No contexto da sua actividade, o «programa de inovação colaborativa» “Test4Food – Test bed para aceleração da inovação digital no sector agroalimentar”, «já apoiou mais de 25 empresas», conta com mais de 30 pilotos em curso – em áreas como inteligência artificial, ciência de dados, robótica, Internet das Coisas (IoT), Indústria 4.0 e novos produtos alimentares – e tem o objectivo de «apoiar um total de 48 pilotos». Este projecto teve início em 2022, é promovido pela Lusiaves (líder), em consórcio com Racentro, Faruni, Pintogal, Lusiterra e Startup Leiria, é cofinanciado no âmbito do Programa de Recuperação e Resiliência (PRR), dirige-se a projectos dos sectores agricultura, economia circular, indústria e produção alimentar e «apoia startups e PME [Pequenas e Médias Empresas] no desenvolvimento e validação de soluções para o sector industrial e agroalimentar». 

Segundo os promotores desta iniciativa, «o impacto do programa reflecte-se na digitalização de processos produtivos, na melhoria da eficiência industrial e na detecção de falhas em ambiente real», sendo que, defendem, o Test4Food «tem vindo a afirmar-se como um test bed estratégico para apoiar startups e PME no desenvolvimento, teste e validação de soluções inovadoras para o sector industrial e agroalimentar». Em comunicado, os promotores destacam que «o programa é contínuo», que «tem estado permanentemente aberto a empresas que queiram usufruir das suas ofertas» e que «tem como principal objectivo aproximar empresas inovadoras a um ambiente industrial real, para testar tecnologias, produtos e serviços com impacto directo na eficiência, sustentabilidade e competitividade do sector alimentar». 

Nesta fase, explicam os promotores, «o Test4Food encontra-se em plena execução dos pilotos previstos no pipeline, envolvendo startups e PME que estão a testar e validar as suas soluções em ambiente industrial real». Os participantes incluem Omnium AI, Cerveja Musa, Animob, Open Grow, Braz e Irmão, ARV Solutions, Susplus, Agrogrin Tech, Twevo, Agrodrone, NodeHub, The Tomorrow Company, PersonalBov, Fibersight, Revex e The Cricket Farming. 
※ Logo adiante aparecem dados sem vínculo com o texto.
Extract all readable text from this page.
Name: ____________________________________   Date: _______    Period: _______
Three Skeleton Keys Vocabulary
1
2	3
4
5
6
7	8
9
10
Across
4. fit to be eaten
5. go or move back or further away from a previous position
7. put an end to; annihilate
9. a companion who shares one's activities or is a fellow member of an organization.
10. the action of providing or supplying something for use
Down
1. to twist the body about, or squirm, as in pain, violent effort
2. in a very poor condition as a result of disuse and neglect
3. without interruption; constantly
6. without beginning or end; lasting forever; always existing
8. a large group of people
De acordo com os promotores do Test4Food, «as empresas integradas no programa beneficiam de até 30 mil euros em serviços de desenvolvimento e inovação digital, incluindo o desenvolvimento e a validação de novos produtos alimentares, testes laboratoriais, provas de conceito, automatização e digitalização de processos industriais, acompanhamento técnico e de negócio, bem como apoio à captação de financiamento e acesso a outros ecossistemas de inovação». «O impacto da iniciativa reflecte-se ainda nos resultados concretos alcançados pelas startups participantes. No decorrer do programa, foram já criadas soluções que permitem digitalizar e facilitar a tomada de decisão no chão de fábrica e tornar mais eficiente a detecção de falhas nas linhas de produção, contribuindo para a modernização do sector agroalimentar», relatam.
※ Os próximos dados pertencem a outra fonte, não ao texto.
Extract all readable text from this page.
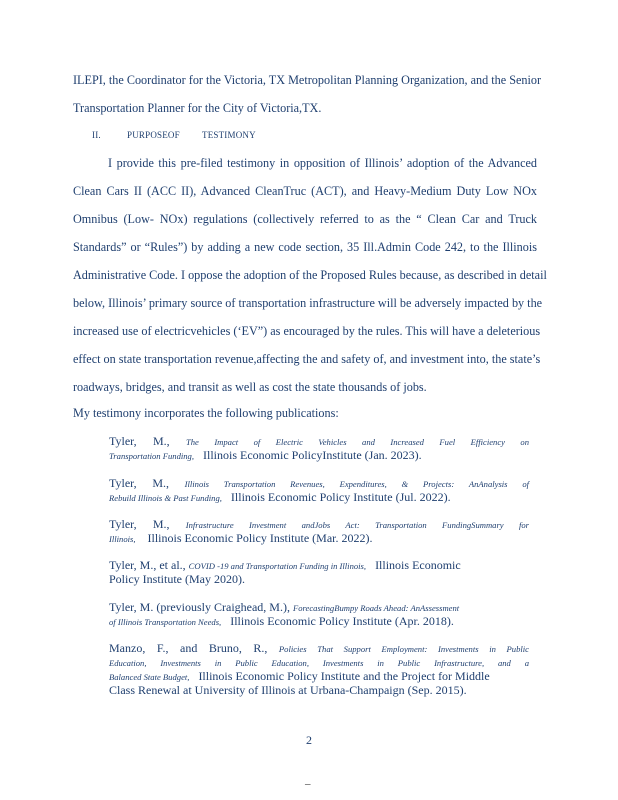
ILEPI, the Coordinator for the Victoria, TX Metropolitan Planning Organization, and the Senior
Transportation Planner for the City of Victoria,TX.
II.	PURPOSEOF TESTIMONY
I provide this pre-filed testimony in opposition of Illinois’ adoption of the Advanced
Clean Cars II (ACC II), Advanced CleanTruc (ACT), and Heavy-Medium Duty Low NOx
Omnibus (Low- NOx) regulations (collectively referred to as the “ Clean Car and Truck
Standards” or “Rules”) by adding a new code section, 35 Ill.Admin Code 242, to the Illinois
Administrative Code. I oppose the adoption of the Proposed Rules because, as described in detail
below, Illinois’ primary source of transportation infrastructure will be adversely impacted by the
increased use of electricvehicles (‘EV”) as encouraged by the rules. This will have a deleterious
effect on state transportation revenue,affecting the and safety of, and investment into, the state’s
roadways, bridges, and transit as well as cost the state thousands of jobs.
My testimony incorporates the following publications:
Tyler, M., The Impact of Electric Vehicles and Increased Fuel Efficiency on
Transportation Funding, Illinois Economic PolicyInstitute (Jan. 2023).
Tyler, M., Illinois Transportation Revenues, Expenditures, & Projects: AnAnalysis of
Rebuild Illinois & Past Funding, Illinois Economic Policy Institute (Jul. 2022).
Tyler, M., Infrastructure Investment andJobs Act: Transportation FundingSummary for
Illinois, Illinois Economic Policy Institute (Mar. 2022).
Tyler, M., et al., COVID -19 and Transportation Funding in Illinois, Illinois Economic
Policy Institute (May 2020).
Tyler, M. (previously Craighead, M.), ForecastingBumpy Roads Ahead: AnAssessment
of Illinois Transportation Needs, Illinois Economic Policy Institute (Apr. 2018).
Manzo, F., and Bruno, R., Policies That Support Employment: Investments in Public
Education, Investments in Public Education, Investments in Public Infrastructure, and a
Balanced State Budget, Illinois Economic Policy Institute and the Project for Middle
Class Renewal at University of Illinois at Urbana-Champaign (Sep. 2015).
2
–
Os promotores destacam dois dos participantes no Test4Food. Um deles é a Twevo, que, «ao beneficiar da infraestrutura e recursos internos do Grupo Lusiaves para implementar a tecnologia, utiliza visão computacional para detectar imperfeições nos frangos durante a fase de processamento». O outro é a Animob, «uma plataforma de matchmaking entre criadores de gado e proprietários de terrenos», que contou com apoio no desenvolvimento tecnológico também do Grupo Lusiaves e que «contribui para uma gestão mais natural das pastagens e da limpeza do terreno». 

O comunicado refere também que o Grupo Lusiaves disponibiliza «infraestruturas, conhecimento técnico e um contexto industrial real, essenciais para a validação de novas soluções», sendo ainda sublinhado que, «ao permitir às startups testar tecnologias em ambientes produtivos exigentes, reduz-se riscos e aproxima-se a inovação das necessidades reais da indústria alimentar». Nas palavras de Hugo Gaspar, membro do quadro executivo do Grupo Lusiaves, a participação desta entidade no programa Test4Food «reforça o seu compromisso com a inovação, a transição digital e o fortalecimento do ecossistema agroalimentar, contribuindo activamente para a criação de pontes entre startups, indústria e entidades do sistema científico e tecnológico».